Ah ! ah ! Eugène Süe, lève-toi et reprend ta plume car il est un mystère à Paris qui ne figure point dans ton célèbre roman ! À ceci près que celui qui fait l’objet du présent article ne relève pas de la satyre sociale et qu’il est plus tardif. Bon, admettons ! Alors est-ce là, dans ces locaux, que se situerait la chambre jaune ? Non plus, car ceci n’est pas le château du Glandier mais un immeuble d’activités. Fichtre, je m’égare ! Euh… y résidait pas Herr von Bülow ? J’essaie ! Définitivement, le mystère s’épaississait. Aussi, je m’approchais d’un panneau « Histoire de Paris » – vous savez ces bornes informatives aux allures de pelles à pizza – et qu’y voyais-je inscrit ? « Le n°124, entièrement métallique, est dû à Chardanne ». Oh punaise, nous voilà mal embarqué !

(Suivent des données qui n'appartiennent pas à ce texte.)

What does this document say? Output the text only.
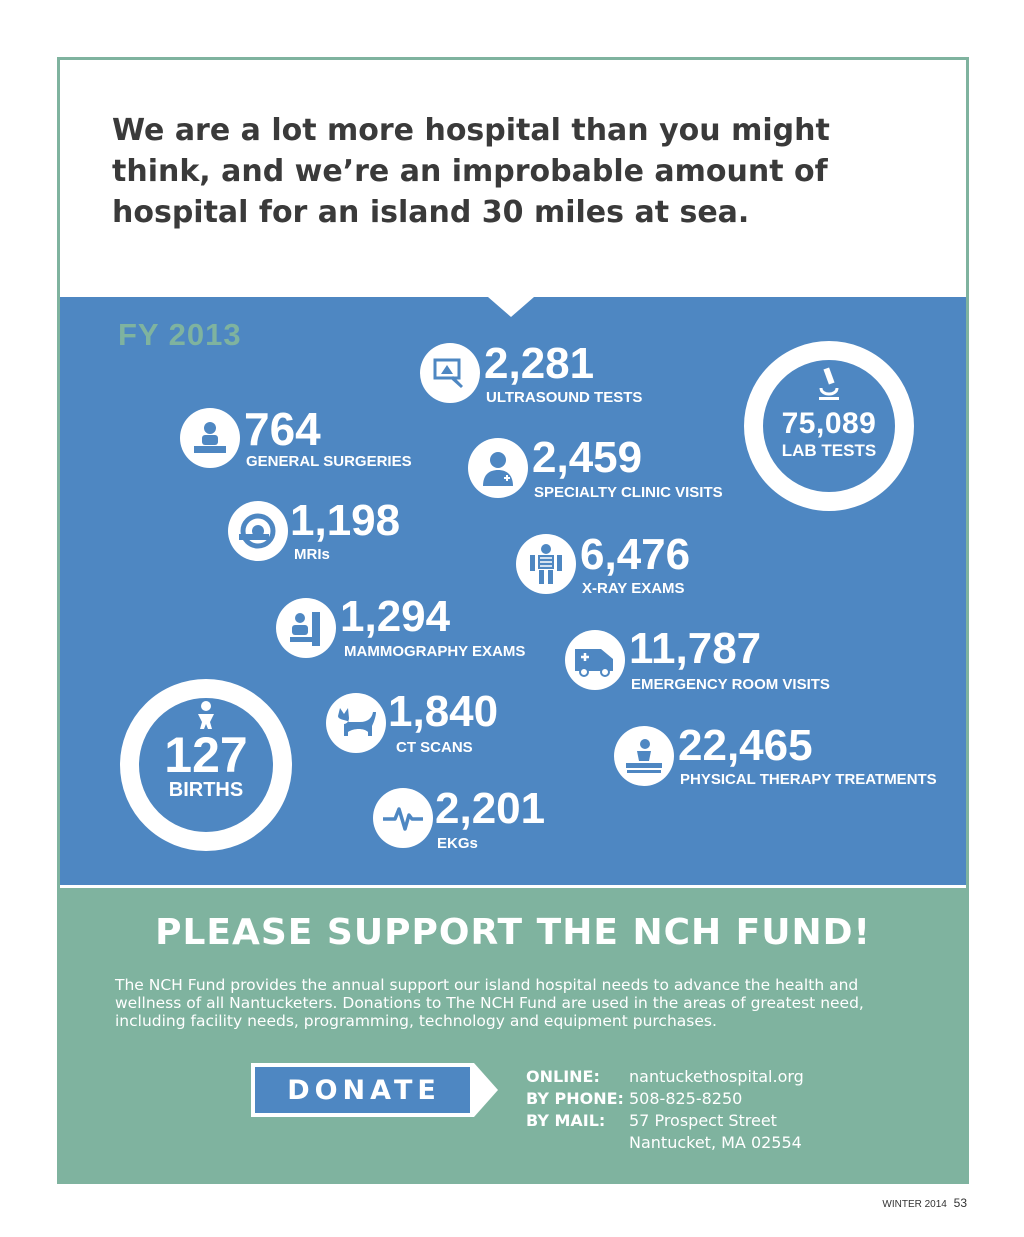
We are a lot more hospital than you might think, and we’re an improbable amount of hospital for an island 30 miles at sea.
FY 2013
2,281
ULTRASOUND TESTS
764
GENERAL SURGERIES	2,459
SPECIALTY CLINIC VISITS
1,198
MRIs	6,476
X-RAY EXAMS
1,294
MAMMOGRAPHY EXAMS 11,787
EMERGENCY ROOM VISITS
1,840
CT SCANS	22,465
PHYSICAL THERAPY TREATMENTS
2,201
EKGs
75,089
LAB TESTS
127
BIRTHS
PLEASE SUPPORT THE NCH FUND!

The NCH Fund provides the annual support our island hospital needs to advance the health and wellness of all Nantucketers. Donations to The NCH Fund are used in the areas of greatest need, including facility needs, programming, technology and equipment purchases.

DONATE	ONLINE:	nantuckethospital.org
BY PHONE: 508-825-8250
BY MAIL:	57 Prospect Street
Nantucket, MA 02554
WINTER 2014 53
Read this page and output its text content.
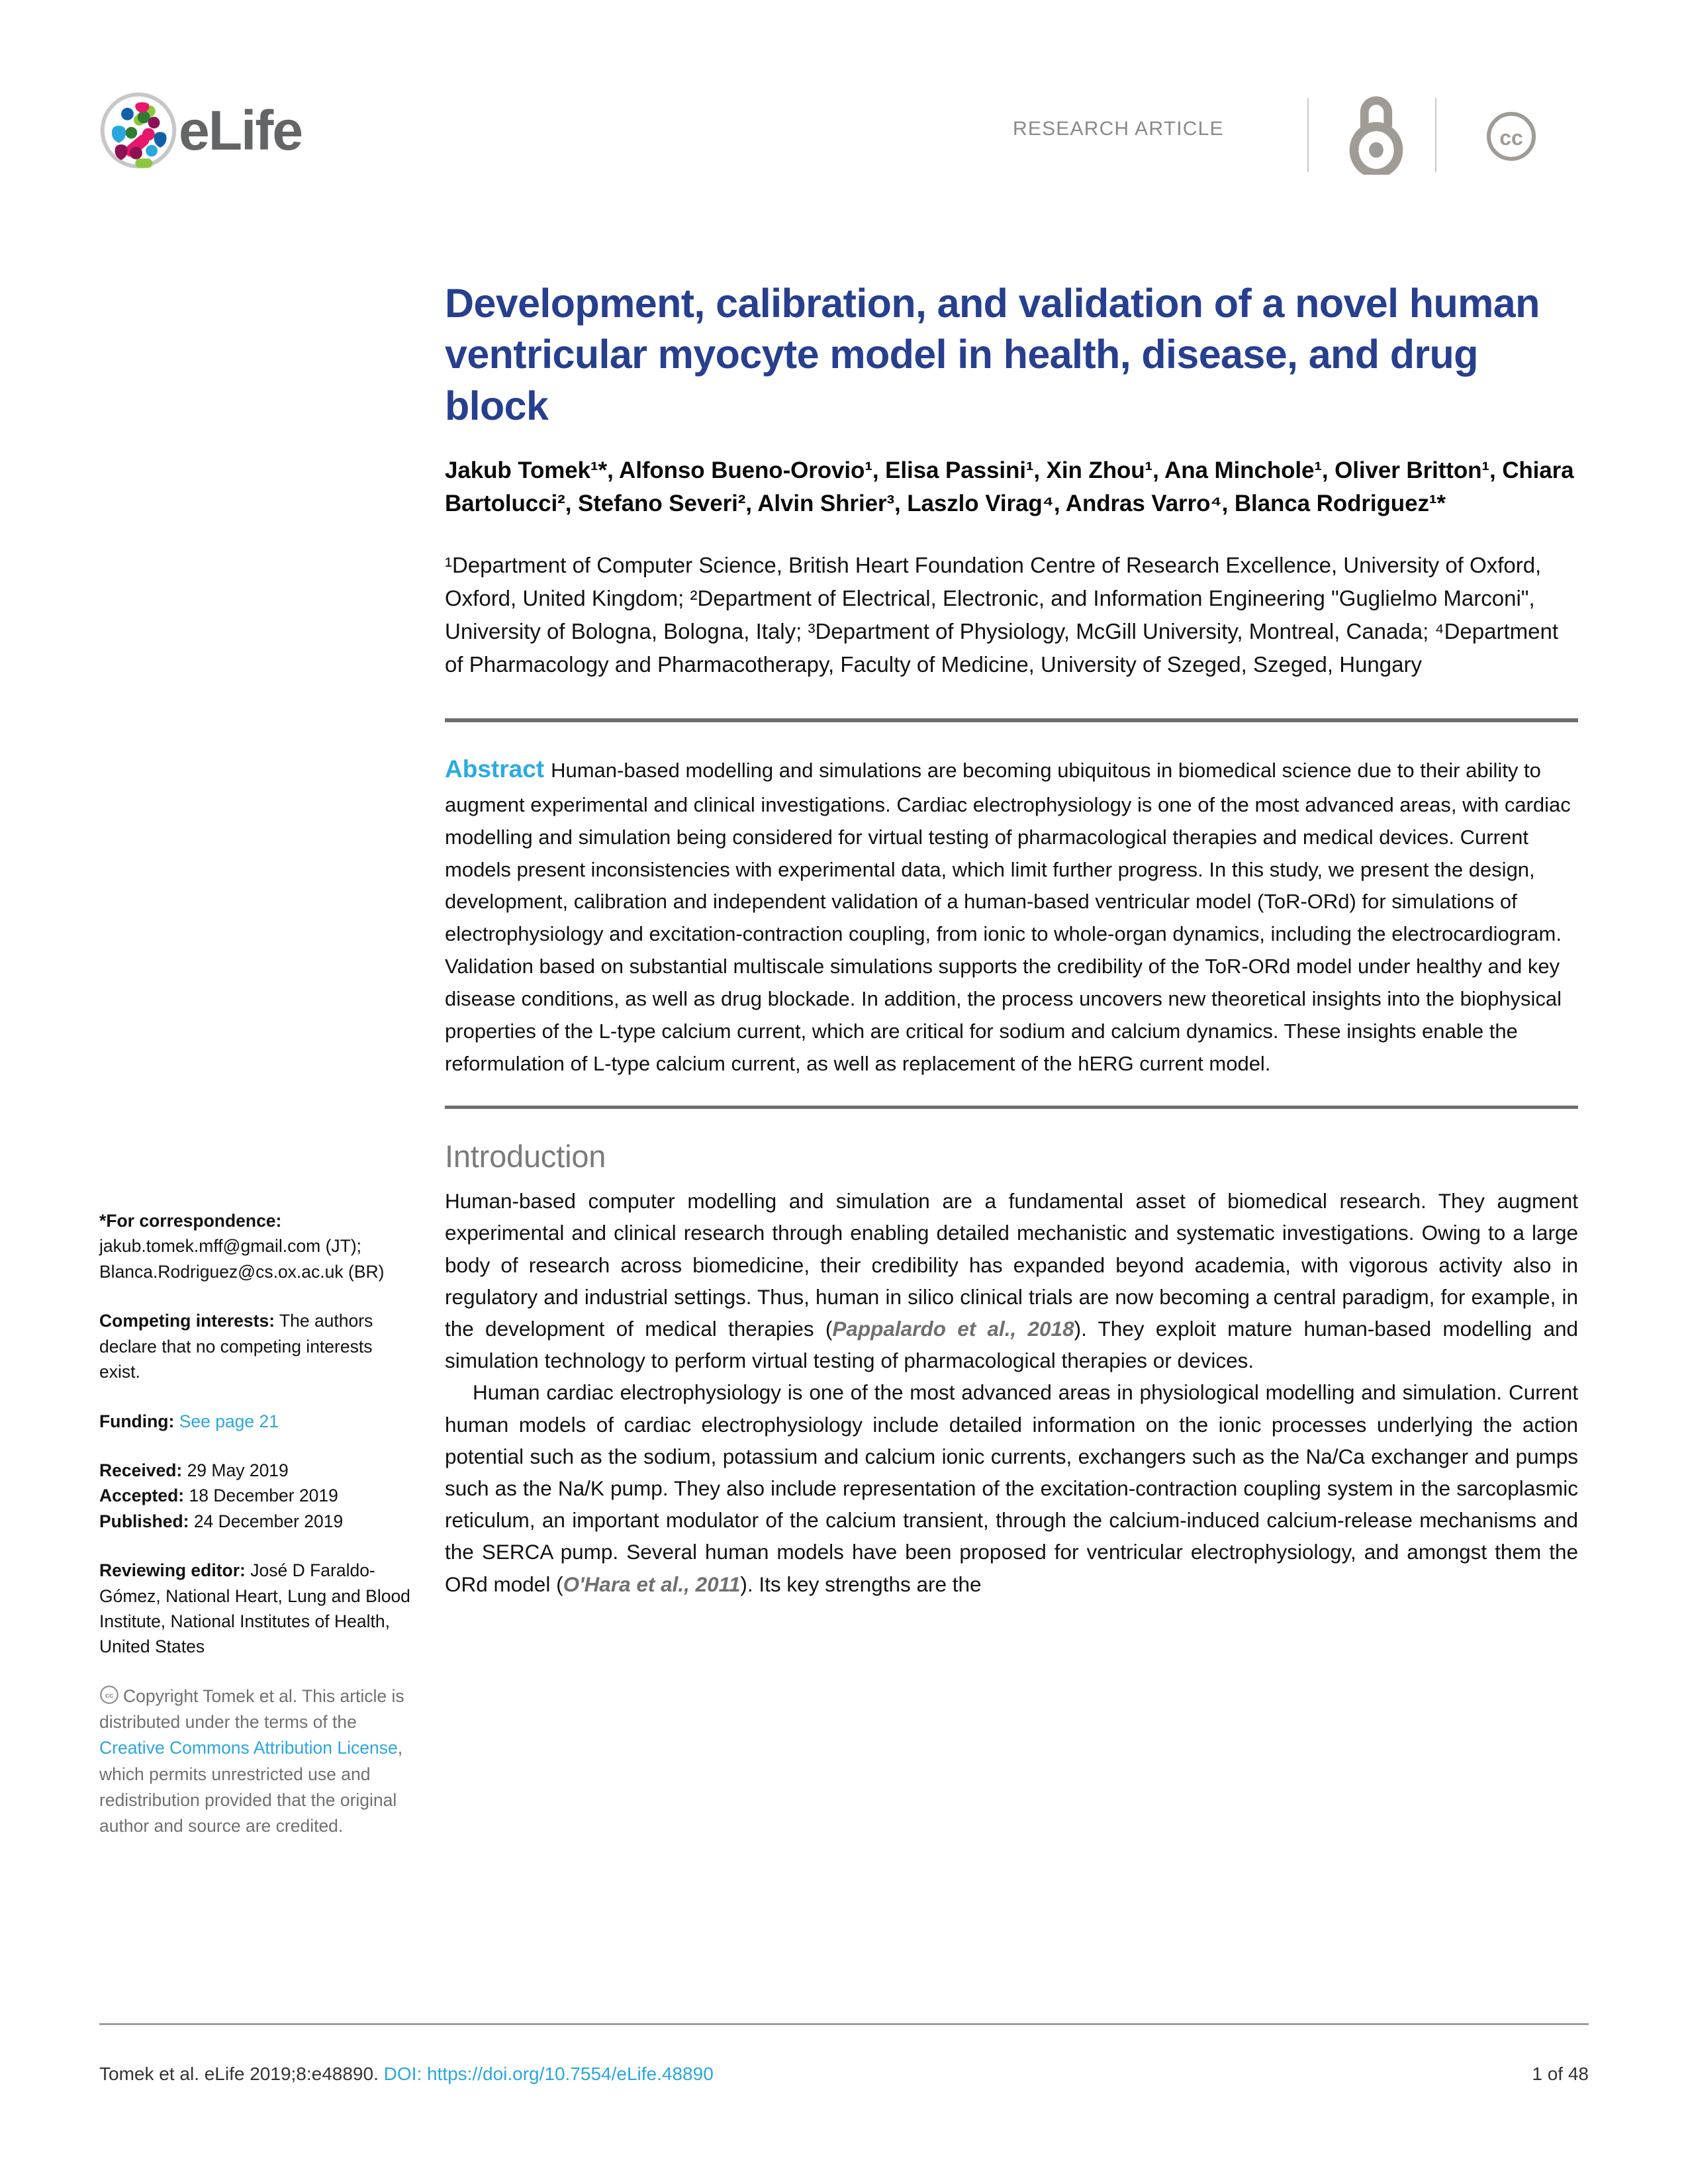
eLife	RESEARCH ARTICLE	cc
Development, calibration, and validation of a novel human ventricular myocyte model in health, disease, and drug block
Jakub Tomek¹*, Alfonso Bueno-Orovio¹, Elisa Passini¹, Xin Zhou¹, Ana Minchole¹, Oliver Britton¹, Chiara Bartolucci², Stefano Severi², Alvin Shrier³, Laszlo Virag⁴, Andras Varro⁴, Blanca Rodriguez¹*
¹Department of Computer Science, British Heart Foundation Centre of Research Excellence, University of Oxford, Oxford, United Kingdom; ²Department of Electrical, Electronic, and Information Engineering "Guglielmo Marconi", University of Bologna, Bologna, Italy; ³Department of Physiology, McGill University, Montreal, Canada; ⁴Department of Pharmacology and Pharmacotherapy, Faculty of Medicine, University of Szeged, Szeged, Hungary
Abstract Human-based modelling and simulations are becoming ubiquitous in biomedical science due to their ability to augment experimental and clinical investigations. Cardiac electrophysiology is one of the most advanced areas, with cardiac modelling and simulation being considered for virtual testing of pharmacological therapies and medical devices. Current models present inconsistencies with experimental data, which limit further progress. In this study, we present the design, development, calibration and independent validation of a human-based ventricular model (ToR-ORd) for simulations of electrophysiology and excitation-contraction coupling, from ionic to whole-organ dynamics, including the electrocardiogram. Validation based on substantial multiscale simulations supports the credibility of the ToR-ORd model under healthy and key disease conditions, as well as drug blockade. In addition, the process uncovers new theoretical insights into the biophysical properties of the L-type calcium current, which are critical for sodium and calcium dynamics. These insights enable the reformulation of L-type calcium current, as well as replacement of the hERG current model.
Introduction

Human-based computer modelling and simulation are a fundamental asset of biomedical research. They augment experimental and clinical research through enabling detailed mechanistic and systematic investigations. Owing to a large body of research across biomedicine, their credibility has expanded beyond academia, with vigorous activity also in regulatory and industrial settings. Thus, human in silico clinical trials are now becoming a central paradigm, for example, in the development of medical therapies (Pappalardo et al., 2018). They exploit mature human-based modelling and simulation technology to perform virtual testing of pharmacological therapies or devices.

Human cardiac electrophysiology is one of the most advanced areas in physiological modelling and simulation. Current human models of cardiac electrophysiology include detailed information on the ionic processes underlying the action potential such as the sodium, potassium and calcium ionic currents, exchangers such as the Na/Ca exchanger and pumps such as the Na/K pump. They also include representation of the excitation-contraction coupling system in the sarcoplasmic reticulum, an important modulator of the calcium transient, through the calcium-induced calcium-release mechanisms and the SERCA pump. Several human models have been proposed for ventricular electrophysiology, and amongst them the ORd model (O'Hara et al., 2011). Its key strengths are the

*For correspondence:
jakub.tomek.mff@gmail.com (JT);
Blanca.Rodriguez@cs.ox.ac.uk (BR)
Competing interests: The authors declare that no competing interests exist.
Funding: See page 21
Received: 29 May 2019
Accepted: 18 December 2019
Published: 24 December 2019
Reviewing editor: José D Faraldo-Gómez, National Heart, Lung and Blood Institute, National Institutes of Health, United States
cc Copyright Tomek et al. This article is distributed under the terms of the Creative Commons Attribution License, which permits unrestricted use and redistribution provided that the original author and source are credited.
Tomek et al. eLife 2019;8:e48890. DOI: https://doi.org/10.7554/eLife.48890	1 of 48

Georges Chedanne (1861-1940) fut, en son temps, un architecte réputé pour ériger de larges bâtiments de grand standing, en pierre sculptée façon Art Nouveau. À Paris, citons pour l’exemple ceux situés près de l’Arc de Triomphe: l’Élysée Palace Hôtel (1899) avenue des Champs-Élysées (8e) et l’Hôtel Mercédès (1903) rue de Presbourg (8e). Élève de Julien Guadet et lauréat du Grand Prix de Rome en 1887, Chedanne avait une maîtrise totale dans l’expression de son art et une solide notoriété que justifiait un carnet de commandes étoffé. Nul ne pouvait alors imaginer tel « accroc » à sa réputation: un bâtiment illégitime ! En effet, dans les ouvrages dont le sérieux ne peut être remis en question, il est fait mention d’un « Attribué à… », comme sur certains cartels fixés à côté des tableaux lorsque les experts n’ont pu conclure à une paternité sûre. À l’époque, nous dit-on, nulle coupure de presse – spécialisée ou grand public – n’en relata l’existence alors que la rue Réaumur était en plein boom, un véritable laboratoire d’architecture « à ciel ouvert ». Il était pourtant bien là, et ne passait pas inaperçu. Un bâtiment fantôme ? Mystère et boule de gomme. Jusqu’au jour où… le quotidien Le Parisien Libéré en fit son siège après guerre. Reconnu, il fut alors inscrit à l’inventaire supplémentaire des Monuments Historiques. Le repentir, pour laver l’affront. Depuis, il est « aux petits soins » des administrations et fréquemment rafraîchi. Et quelqu’en soit son auteur, que voyons-nous ? Un bâtiment fastueux, massif et couvert de pierre sculptée ?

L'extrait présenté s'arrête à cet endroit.